Миссис Хэмли, словно опасаясь замечаний или вопросов, начала сама торопливо расспрашивать Молли:

— Ну, дорогая, расскажи мне обо всем. Не бойся кого-то задеть своей откровенностью. Я никогда об этом не упомяну, и мне недолго осталось жить. Как обстоят дела — с твоей новой матерью, с твоими благими побуждениями? Позволь мне помочь тебе, если я смогу. Я знаю, что для девочки я могу быть полезна, — матери плохо понимают сыновей. Расскажи мне обо всем, о чем хочешь и можешь, и не бойся вдаваться в подробности.

Даже при своей малой опытности в болезнях, Молли ощутила в этой речи лихорадочное возбуждение, и природное чутье, или какой-то подобный ему дар, подсказало ей, что нужен долгий рассказ о множестве разнообразных вещей — о дне свадьбы, о ее пребывании в доме сестер Браунинг, о новой мебели, о леди Харриет и так далее, нужен плавный поток повествования, который действовал бы на миссис Хэмли умиротворяюще, позволяя ей думать о чем-то, кроме ее собственных печалей и бед. Но Молли не упоминала ни о собственных невзгодах, ни о новых семейных отношениях. Миссис Хэмли заметила это:

— Вы ладите с миссис Гибсон?

— Не всегда, — сказала Молли. — Вы ведь знаете, мы были мало знакомы до того, как нам пришлось жить вместе.

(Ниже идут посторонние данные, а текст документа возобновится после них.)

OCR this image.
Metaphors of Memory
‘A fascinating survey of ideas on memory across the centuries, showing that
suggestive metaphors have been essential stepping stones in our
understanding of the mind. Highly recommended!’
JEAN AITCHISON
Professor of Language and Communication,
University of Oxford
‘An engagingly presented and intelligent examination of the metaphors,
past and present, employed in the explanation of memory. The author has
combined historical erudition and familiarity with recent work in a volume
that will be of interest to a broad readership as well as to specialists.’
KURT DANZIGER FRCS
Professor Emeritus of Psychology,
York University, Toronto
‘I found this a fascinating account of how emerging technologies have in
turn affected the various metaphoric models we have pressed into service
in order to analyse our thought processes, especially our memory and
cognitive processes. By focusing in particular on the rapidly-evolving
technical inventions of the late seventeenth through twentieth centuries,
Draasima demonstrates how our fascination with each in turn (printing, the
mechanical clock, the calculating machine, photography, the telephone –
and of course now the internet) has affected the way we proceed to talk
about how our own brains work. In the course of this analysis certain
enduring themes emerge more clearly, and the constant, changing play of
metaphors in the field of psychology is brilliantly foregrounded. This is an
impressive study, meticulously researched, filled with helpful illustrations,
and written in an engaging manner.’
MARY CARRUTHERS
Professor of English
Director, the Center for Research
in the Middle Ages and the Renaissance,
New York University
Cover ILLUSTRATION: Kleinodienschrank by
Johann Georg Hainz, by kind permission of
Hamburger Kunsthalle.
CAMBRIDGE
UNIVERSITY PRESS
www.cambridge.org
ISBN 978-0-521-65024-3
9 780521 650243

— Мне не понравилось то, что сквайр рассказал мне вчера. Он был очень сердит.

Эта рана еще не затянулась, но Молли решительно смолчала, изо всех сил стараясь найти какую-нибудь иную тему для разговора.

— А, я понимаю, Молли, — сказала миссис Хэмли, — ты не станешь говорить мне о своих бедах, и все же, быть может, я смогла бы принести тебе какую-нибудь пользу.

— Мне это не нравится, — тихо сказала Молли, — и я думаю, папе не понравилось бы. А кроме того, вы уже очень помогли мне — вы и мистер Роджер Хэмли. Я часто думаю о том, что он мне говорил. Это мне принесло такую пользу и так поддержало.

— А, Роджер! Да. Ему можно доверять. Ах, Молли! Мне самой так много нужно сказать тебе, но только не сейчас. Мне надо выпить лекарство и уснуть. Ты молодец! Ты сильнее, чем я, и можешь обходиться без сочувствия.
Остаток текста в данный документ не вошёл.